Hal ini disampaikan Jokowi dalam acara penyerahan sertifikat tanah untuk rakyat serta Surat Keputusan (SK) Perhutanan Sosial dan SK Tanah Objek Reforma Agraria (TORA) di Areal Kesongo, Kabupaten Blora, Jawa Tengah, Jumat (10/3/2023).
“Supaya Bapak, Ibu semuanya tahu bahwa kebutuhan pupuk di Indonesia ini harusnya 13 juta ton di seluruh Tanah Air Indonesia. Di Indonesia, baru bisa berproduksi 3,5 juta ton,” ujar Jokowi.
Lebih lanjut, Jokowi menjelaskan, saat ini Indonesia masih melakukan impor sejumlah 6,3 juta ton pupuk. Namun, jumlah tersebut juga dinilai masih belum bisa memenuhi kebutuhan pupuk nasional.

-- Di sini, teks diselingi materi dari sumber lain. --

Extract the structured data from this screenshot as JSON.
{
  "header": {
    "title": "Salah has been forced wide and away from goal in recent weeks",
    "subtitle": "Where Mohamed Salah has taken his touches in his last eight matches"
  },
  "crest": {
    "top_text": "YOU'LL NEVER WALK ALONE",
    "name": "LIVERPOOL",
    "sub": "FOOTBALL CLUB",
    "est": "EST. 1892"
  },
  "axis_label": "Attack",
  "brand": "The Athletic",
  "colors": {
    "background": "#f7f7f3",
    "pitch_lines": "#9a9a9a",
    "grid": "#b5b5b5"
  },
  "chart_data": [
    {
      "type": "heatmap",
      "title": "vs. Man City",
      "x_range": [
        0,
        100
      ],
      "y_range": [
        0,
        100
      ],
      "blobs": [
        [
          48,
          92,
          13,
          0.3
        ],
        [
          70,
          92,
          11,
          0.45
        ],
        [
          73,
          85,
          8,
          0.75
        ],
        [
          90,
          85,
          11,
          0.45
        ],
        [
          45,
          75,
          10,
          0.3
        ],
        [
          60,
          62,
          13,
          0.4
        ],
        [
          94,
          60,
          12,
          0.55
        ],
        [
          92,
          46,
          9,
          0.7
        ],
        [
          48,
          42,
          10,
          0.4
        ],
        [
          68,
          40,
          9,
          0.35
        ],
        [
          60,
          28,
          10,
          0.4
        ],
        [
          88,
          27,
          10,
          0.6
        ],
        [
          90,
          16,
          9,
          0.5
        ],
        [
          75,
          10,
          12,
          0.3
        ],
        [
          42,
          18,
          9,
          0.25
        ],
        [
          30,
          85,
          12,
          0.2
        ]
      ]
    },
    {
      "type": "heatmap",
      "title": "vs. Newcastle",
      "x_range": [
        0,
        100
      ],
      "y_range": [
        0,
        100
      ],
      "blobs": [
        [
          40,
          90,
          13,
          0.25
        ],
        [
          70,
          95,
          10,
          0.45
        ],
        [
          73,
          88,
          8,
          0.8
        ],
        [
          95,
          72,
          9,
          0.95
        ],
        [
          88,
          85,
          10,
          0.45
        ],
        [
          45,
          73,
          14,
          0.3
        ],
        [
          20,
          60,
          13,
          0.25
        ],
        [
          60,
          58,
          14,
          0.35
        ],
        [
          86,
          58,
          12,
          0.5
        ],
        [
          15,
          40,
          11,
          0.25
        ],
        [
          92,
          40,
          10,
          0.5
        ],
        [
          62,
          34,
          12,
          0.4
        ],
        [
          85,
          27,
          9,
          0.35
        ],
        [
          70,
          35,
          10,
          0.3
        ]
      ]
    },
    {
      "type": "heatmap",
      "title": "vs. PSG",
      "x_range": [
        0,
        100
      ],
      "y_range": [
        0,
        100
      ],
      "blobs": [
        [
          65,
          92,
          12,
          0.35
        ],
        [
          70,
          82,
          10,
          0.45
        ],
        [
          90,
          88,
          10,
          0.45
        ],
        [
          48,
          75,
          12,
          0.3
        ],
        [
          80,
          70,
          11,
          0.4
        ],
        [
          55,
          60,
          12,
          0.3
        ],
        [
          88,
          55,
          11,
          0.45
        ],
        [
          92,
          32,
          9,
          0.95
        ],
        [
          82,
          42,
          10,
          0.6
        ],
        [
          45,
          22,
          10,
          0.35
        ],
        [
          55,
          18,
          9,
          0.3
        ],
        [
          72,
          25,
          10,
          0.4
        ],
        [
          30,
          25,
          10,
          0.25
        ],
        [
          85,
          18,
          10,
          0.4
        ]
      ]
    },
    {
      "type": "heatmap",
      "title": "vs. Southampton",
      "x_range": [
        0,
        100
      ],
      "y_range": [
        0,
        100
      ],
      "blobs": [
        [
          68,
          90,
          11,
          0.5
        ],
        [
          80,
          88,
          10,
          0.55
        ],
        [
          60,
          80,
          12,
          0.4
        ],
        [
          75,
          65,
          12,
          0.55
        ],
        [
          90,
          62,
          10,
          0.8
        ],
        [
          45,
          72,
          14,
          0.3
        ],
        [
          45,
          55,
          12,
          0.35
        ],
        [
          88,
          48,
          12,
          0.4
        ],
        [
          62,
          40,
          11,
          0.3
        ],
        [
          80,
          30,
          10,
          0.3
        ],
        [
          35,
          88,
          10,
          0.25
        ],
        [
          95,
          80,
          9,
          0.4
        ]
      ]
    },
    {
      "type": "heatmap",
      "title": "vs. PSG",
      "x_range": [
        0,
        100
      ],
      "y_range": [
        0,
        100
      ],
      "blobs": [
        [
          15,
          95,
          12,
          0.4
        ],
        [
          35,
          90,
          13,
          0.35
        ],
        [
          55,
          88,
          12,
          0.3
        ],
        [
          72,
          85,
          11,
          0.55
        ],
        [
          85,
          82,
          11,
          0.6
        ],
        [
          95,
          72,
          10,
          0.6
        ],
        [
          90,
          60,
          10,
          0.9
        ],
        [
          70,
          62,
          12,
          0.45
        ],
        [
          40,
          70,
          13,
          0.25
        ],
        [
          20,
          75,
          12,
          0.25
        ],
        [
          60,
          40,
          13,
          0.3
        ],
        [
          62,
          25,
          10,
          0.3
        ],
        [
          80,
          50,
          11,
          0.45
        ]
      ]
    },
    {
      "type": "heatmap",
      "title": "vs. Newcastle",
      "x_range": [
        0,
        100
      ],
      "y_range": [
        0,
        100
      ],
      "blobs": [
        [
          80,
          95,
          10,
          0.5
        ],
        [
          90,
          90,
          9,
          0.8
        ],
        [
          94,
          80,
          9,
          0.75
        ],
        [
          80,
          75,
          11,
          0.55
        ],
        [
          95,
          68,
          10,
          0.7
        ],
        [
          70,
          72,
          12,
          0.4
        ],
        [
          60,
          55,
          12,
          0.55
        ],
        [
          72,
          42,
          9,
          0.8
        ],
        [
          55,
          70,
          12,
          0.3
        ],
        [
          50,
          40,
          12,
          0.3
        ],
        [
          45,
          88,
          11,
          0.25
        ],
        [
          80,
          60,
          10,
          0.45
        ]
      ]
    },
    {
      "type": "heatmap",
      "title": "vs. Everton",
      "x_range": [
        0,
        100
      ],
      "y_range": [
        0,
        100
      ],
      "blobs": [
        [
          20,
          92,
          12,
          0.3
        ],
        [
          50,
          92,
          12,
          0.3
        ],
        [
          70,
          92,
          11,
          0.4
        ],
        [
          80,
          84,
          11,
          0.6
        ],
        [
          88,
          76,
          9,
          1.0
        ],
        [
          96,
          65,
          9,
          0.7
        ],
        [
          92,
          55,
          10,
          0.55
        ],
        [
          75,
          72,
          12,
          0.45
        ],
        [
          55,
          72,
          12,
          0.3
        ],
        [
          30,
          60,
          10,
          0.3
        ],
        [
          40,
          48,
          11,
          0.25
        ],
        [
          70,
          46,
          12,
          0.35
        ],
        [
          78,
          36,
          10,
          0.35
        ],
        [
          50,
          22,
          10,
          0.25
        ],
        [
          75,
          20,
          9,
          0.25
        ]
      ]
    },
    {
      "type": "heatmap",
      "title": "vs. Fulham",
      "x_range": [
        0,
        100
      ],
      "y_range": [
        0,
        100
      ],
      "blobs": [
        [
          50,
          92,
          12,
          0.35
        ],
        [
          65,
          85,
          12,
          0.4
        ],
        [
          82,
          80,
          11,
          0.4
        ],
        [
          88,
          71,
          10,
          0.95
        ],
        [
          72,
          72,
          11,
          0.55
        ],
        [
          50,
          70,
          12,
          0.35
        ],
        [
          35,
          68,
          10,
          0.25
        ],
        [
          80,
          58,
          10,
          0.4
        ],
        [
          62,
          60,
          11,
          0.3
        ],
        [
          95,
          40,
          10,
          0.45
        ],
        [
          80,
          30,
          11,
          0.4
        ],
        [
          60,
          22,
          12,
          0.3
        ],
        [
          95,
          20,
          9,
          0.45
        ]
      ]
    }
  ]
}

"Sisanya ada dari impor 6,3 juta ton berarti nembe pinten niku (kurang berapa itu)? (Totalnya) kira-kira 9,8 juta ton. Masih kurang berapa? 3,2 juta ton,” ucap mantan Wali Kota Solo itu.
Selain itu, Jokowi mengatakan kegiatan impor bahan baku atau pupuk juga terkendala oleh perang yang terjadi di Rusia dan Ukraina sebagai negara importir pupuk ke Indonesia.
“Problemnya sekarang supaya Bapak dan Ibu tahu kita banyak impor bahan atau pupuk itu dari Rusia dan Ukraina. Yang kekurangan pupuk itu bukan hanya Indonesia, negara-negara lain yang tidak mempunyai pabrik pupuk apalagi tidak dapat apa-apa sama sekali,” jelasnya.
Melihat hal tersebut, Jokowi menyebut, tingginya harga pupuk di Tanah Air disebabkan karena jumlah pupuk yang ada saat ini tidak sebanding dengan jumlah kebutuhan yang ada.
“Kalau pupuknya tidak cukup, yang ingin beli banyak, terus bagaimana? Hukum pasar apa? Harganya pasti naik, problemnya di situ,” jelas dia.
Oleh karena itu, untuk mendorong pemenuhan pupuk tersebut, pemerintah mengoperasikan kembali PT Pupuk Iskandar Muda (PIM) guna menambah kapasitas produksi pupuk nasional.
“Bulan yang lalu Pupuk Iskandar Muda di Aceh kita hidupkan lagi, kita biayai. Sudah bisa berproduksi tetapi juga masih sedikit, 570 ribu ton. Sudah berproduksi 570 ribu ton tapi tetap itu masih jauh dari kebutuhan yang kita inginkan,” kata Jokowi.